3 min read · 557 words

Stagnation is the operator running in a configuration where development has stopped — and the configuration runs both functional and dysfunctional forms.

The functional version is rare and often misnamed. The operator who has reached a level of competence in a domain and is now maintaining it rather than continuing to develop is sometimes accused of stagnation when they are actually running maintenance — the appropriate operation given that the operator has decided this domain has received adequate development and other domains warrant more attention. The framing of all non-development as stagnation produces operators who burn themselves on continuous improvement across all domains, when calibrated maintenance in established domains while developing in others is often the more functional configuration.


The dysfunctional version is more common and more costly. The operator who has stopped developing in domains where continued development would serve them, who has settled into configurations that no longer fit their actual situation, who has lost the engagement that produced earlier growth. The pattern often arrives gradually — the operator who was developing across many domains earlier in life finds that, somewhere along the way, the development stopped, and the current operator has been running the same operations for years without continued improvement.

The mechanism that produces stagnation: comfort with current operations, reduced encounter with the conditions that produce growth (the Growth entry’s territory), accumulation of patterns that resist updating, surrounding environment that doesn’t require change, internal narrative that rationalizes the absence of development. Each is small in itself. The cumulative effect across years is significant — the operator who could have continued developing has been running the same configurations, with the actual life produced being smaller than what the development would have allowed.


From the chair: assess where development has stopped versus where maintenance is appropriate. The diagnostic questions — am I actually developing in the domains I claim to value, or am I running on the development that occurred earlier. Have I encountered conditions in the past year that required me to grow, or have I been running the same operations across the period. Is the absence of development a reasonable choice given priorities, or has it occurred by drift.

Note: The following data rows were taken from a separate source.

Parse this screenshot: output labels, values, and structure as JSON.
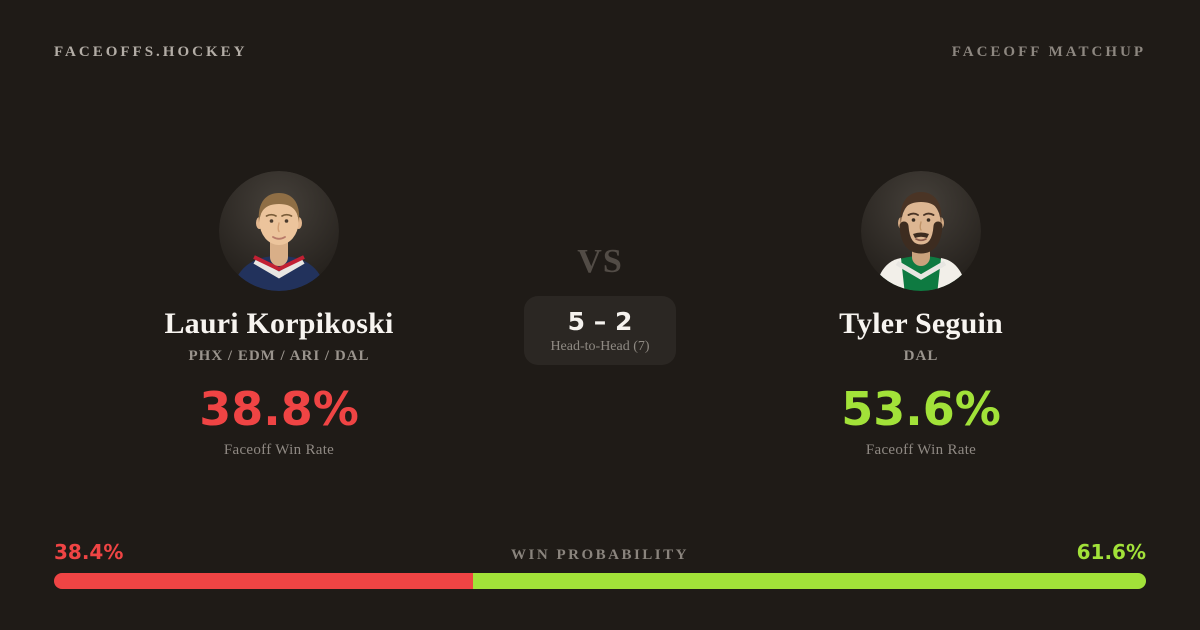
{
  "header": {
    "brand": "FACEOFFS.HOCKEY",
    "page_label": "FACEOFF MATCHUP"
  },
  "left_player": {
    "name": "Lauri Korpikoski",
    "teams": "PHX / EDM / ARI / DAL",
    "faceoff_win_rate": "38.8%",
    "rate_label": "Faceoff Win Rate"
  },
  "right_player": {
    "name": "Tyler Seguin",
    "teams": "DAL",
    "faceoff_win_rate": "53.6%",
    "rate_label": "Faceoff Win Rate"
  },
  "matchup": {
    "vs_label": "VS",
    "head_to_head_score": "5 – 2",
    "head_to_head_label": "Head-to-Head (7)"
  },
  "win_probability": {
    "label": "WIN PROBABILITY",
    "left_label": "38.4%",
    "right_label": "61.6%",
    "left_percent": 38.4,
    "right_percent": 61.6
  },
  "colors": {
    "red": "#ef4444",
    "green": "#a2e239",
    "background": "#1f1b17",
    "panel": "#2b2723"
  }
}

The intervention for genuine stagnation: deliberate engagement with conditions that produce growth. The Range entry’s territory. Operations slightly outside current capacity. Encounters with operators who run higher in this domain. Engagement with material that challenges current understanding. None of these are comfortable; all of them are required for continued development. The operator who has stagnated and recognizes it can begin the operations that produce growth, with the early periods feeling regressive (the system reports the new demands as harder than the familiar operations) but with development resuming if the operations are sustained.

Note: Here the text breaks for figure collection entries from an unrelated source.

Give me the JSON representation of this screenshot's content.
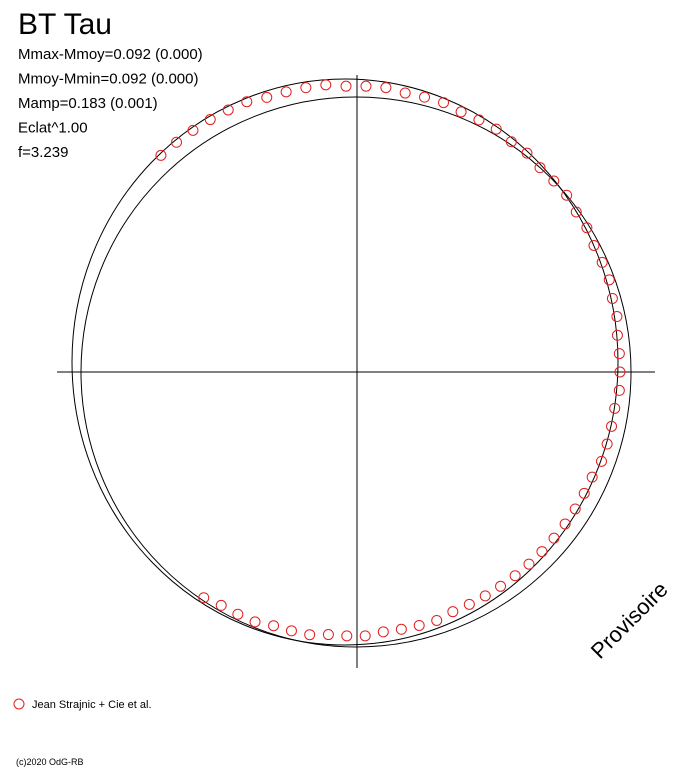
{
  "chart_data": {
    "type": "polar-scatter",
    "title": "BT Tau",
    "stats": [
      "Mmax-Mmoy=0.092 (0.000)",
      "Mmoy-Mmin=0.092 (0.000)",
      "Mamp=0.183 (0.001)",
      "Eclat^1.00",
      "f=3.239"
    ],
    "watermark": "Provisoire",
    "footer": "(c)2020 OdG-RB",
    "series": [
      {
        "name": "Jean Strajnic + Cie et al.",
        "color": "#e02020",
        "angle": [
          -124,
          -120,
          -116,
          -112,
          -108,
          -104,
          -100,
          -96,
          -92,
          -88,
          -84,
          -80,
          -76,
          -72,
          -68,
          -64,
          -60,
          -56,
          -52,
          -48,
          -44,
          -40,
          -36,
          -32,
          -28,
          -24,
          -20,
          -16,
          -12,
          -8,
          -4,
          0,
          4,
          8,
          12,
          16,
          20,
          24,
          28,
          32,
          36,
          40,
          44,
          48,
          52,
          56,
          60,
          64,
          68,
          72,
          76,
          80,
          84,
          88,
          92,
          96,
          100,
          104,
          108,
          112,
          116,
          120,
          124,
          128,
          132
        ],
        "values": [
          0.99,
          0.98,
          0.98,
          0.98,
          0.97,
          0.97,
          0.97,
          0.96,
          0.96,
          0.96,
          0.95,
          0.95,
          0.95,
          0.95,
          0.94,
          0.94,
          0.94,
          0.94,
          0.94,
          0.94,
          0.94,
          0.94,
          0.94,
          0.94,
          0.94,
          0.94,
          0.95,
          0.95,
          0.95,
          0.95,
          0.96,
          0.96,
          0.96,
          0.96,
          0.97,
          0.97,
          0.98,
          0.98,
          0.98,
          0.99,
          0.99,
          1.0,
          1.0,
          1.0,
          1.01,
          1.01,
          1.02,
          1.02,
          1.02,
          1.03,
          1.03,
          1.03,
          1.04,
          1.04,
          1.04,
          1.05,
          1.05,
          1.05,
          1.05,
          1.06,
          1.06,
          1.06,
          1.06,
          1.06,
          1.06
        ]
      }
    ],
    "rlim": [
      0,
      1
    ]
  }
}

The other application: notice when stagnation has been disguised as wisdom or maturity. The operator who has stopped developing sometimes frames the cessation as having reached the appropriate level. Sometimes that’s accurate. Often it’s the rationalization for the actual configuration — the operator has run out of energy or willingness to continue developing, and is now defending the current state as appropriate. The honest assessment surfaces which is which. The operator who has actually reached an appropriate stopping point can rest there; the operator who has stagnated and is rationalizing has work available to resume.